A week ago, I wrote about how the Cavaliers’ poor conditioning — a byproduct of not caring for regular season basketball — directly impacted their ability to knock down open shots.
As Cavaliers fans, we all reached a point during the series with the Pacers — for me it was Game 2 when they impossibly survived Lebron’s shooting onslaught, (I thought Game 1 was an aberration. I was wrong.) — where we were in awe at their physicality and intensity.
That physicality and intensity forced Cleveland to make their adjustments early, rather than during the NBA Finals as in previous years.
Cleveland goes into round two exhausted but in a transformative way. The Cavaliers were forced to defend for the first time all year, and they did so remarkably well in six of the seven games.
Their legs will return to them as a result. I expect Cleveland — who shot just 32% from three against the Pacers — to shoot much better against Toronto.
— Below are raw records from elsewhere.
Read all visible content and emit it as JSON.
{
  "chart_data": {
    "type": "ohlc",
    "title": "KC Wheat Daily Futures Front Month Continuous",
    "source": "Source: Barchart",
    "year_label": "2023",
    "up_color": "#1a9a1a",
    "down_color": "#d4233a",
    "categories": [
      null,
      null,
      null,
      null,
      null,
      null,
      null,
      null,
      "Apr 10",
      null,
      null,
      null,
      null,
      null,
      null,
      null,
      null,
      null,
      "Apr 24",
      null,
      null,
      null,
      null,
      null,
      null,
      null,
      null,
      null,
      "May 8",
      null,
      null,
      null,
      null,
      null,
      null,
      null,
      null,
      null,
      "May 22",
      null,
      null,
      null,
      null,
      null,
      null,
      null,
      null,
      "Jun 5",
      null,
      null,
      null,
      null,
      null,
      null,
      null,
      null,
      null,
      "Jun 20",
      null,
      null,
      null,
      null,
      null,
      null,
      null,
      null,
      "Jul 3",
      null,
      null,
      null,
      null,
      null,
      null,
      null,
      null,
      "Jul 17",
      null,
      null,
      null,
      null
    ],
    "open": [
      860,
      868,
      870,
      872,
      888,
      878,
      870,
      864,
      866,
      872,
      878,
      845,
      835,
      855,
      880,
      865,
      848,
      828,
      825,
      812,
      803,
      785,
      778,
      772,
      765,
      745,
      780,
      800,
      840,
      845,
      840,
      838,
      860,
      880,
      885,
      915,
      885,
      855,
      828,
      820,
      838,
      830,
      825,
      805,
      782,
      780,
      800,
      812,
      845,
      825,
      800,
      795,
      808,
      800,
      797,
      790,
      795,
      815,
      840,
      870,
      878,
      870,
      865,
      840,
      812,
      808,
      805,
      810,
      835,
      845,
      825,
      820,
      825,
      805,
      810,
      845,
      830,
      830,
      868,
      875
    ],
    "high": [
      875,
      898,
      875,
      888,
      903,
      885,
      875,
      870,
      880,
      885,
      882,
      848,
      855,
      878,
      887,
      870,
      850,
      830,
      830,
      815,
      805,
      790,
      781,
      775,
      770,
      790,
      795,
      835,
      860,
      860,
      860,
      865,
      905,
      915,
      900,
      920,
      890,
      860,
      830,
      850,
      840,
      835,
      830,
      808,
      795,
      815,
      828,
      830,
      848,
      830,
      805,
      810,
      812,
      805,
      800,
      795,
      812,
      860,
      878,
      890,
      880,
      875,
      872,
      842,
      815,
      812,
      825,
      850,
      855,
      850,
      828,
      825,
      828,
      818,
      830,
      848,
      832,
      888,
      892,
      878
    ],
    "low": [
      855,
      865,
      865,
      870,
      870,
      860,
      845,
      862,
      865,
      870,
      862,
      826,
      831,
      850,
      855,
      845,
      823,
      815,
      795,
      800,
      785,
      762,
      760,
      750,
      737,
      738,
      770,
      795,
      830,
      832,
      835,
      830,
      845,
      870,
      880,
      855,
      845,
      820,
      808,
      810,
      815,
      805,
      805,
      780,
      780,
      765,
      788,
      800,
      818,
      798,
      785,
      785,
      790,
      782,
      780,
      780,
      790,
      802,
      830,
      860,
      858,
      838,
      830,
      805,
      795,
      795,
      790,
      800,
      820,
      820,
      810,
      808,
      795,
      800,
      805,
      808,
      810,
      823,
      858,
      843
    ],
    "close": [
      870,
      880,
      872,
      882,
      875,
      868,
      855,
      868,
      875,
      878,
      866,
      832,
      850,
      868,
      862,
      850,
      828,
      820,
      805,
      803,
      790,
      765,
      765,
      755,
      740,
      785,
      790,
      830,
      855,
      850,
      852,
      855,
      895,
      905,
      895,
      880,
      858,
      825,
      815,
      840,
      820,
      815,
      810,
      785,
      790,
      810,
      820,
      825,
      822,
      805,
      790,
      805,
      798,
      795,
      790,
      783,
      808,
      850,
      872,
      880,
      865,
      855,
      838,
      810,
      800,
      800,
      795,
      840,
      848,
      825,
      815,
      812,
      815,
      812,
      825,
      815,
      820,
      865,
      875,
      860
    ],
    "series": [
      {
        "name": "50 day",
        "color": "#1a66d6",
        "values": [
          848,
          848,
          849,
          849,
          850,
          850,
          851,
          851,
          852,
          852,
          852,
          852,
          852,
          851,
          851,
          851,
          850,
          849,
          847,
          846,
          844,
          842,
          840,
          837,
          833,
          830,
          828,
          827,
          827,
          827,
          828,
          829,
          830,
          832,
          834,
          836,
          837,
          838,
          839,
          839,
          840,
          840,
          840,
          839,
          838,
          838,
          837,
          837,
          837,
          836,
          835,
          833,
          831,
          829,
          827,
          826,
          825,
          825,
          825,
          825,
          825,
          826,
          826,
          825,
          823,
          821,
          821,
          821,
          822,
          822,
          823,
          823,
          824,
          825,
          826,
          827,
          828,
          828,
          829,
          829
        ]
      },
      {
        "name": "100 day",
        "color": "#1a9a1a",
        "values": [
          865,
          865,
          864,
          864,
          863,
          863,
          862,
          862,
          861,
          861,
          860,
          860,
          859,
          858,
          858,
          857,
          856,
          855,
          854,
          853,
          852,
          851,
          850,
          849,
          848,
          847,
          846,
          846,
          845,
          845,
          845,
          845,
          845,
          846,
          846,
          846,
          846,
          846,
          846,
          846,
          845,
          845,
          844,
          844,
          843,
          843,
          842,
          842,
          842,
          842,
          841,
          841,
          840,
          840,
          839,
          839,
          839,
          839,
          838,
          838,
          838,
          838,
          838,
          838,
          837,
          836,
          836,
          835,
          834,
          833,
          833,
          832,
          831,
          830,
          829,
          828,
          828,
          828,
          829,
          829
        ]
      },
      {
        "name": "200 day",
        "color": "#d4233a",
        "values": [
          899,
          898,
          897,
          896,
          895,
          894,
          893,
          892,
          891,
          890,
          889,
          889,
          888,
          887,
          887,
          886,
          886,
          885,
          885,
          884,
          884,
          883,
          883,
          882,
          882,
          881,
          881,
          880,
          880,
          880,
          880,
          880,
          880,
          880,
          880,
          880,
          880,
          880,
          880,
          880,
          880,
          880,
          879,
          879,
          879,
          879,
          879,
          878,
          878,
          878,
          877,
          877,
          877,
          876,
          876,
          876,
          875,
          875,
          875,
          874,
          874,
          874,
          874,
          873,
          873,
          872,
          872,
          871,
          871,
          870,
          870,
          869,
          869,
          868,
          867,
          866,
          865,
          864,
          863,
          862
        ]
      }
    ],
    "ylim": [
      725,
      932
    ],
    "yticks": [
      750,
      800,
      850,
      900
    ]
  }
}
As we saw in Game 7 on Sunday, the Cavaliers can be a formidable offense when George Hill and Kevin Love are clicking. Add in better shooting and the newly established defensive identity, and you have a recipe for a formidable basketball team.
We saw this back in 2015 with the injury-riddled Cavaliers. Injuries caused Cleveland to struggle with a physically imposing Chicago Bulls team. After finally overcoming them in six games — with the help of another Lebron James buzzer beater — the Cavaliers made quick work of the 60-win Atlanta Hawks.
It was easy to see how those battle-tested Cavaliers outplayed Golden State over the first three games of that series.
This Cavaliers team — despite having more talent (less the 2015 injuries), and a better iteration of Lebron James — has taken on the blue color identity of that 2015 team. We can thank the adversity provided by the Indiana Pacers for that transformation.
I believe the Pacers may have inadvertently woken up the beast.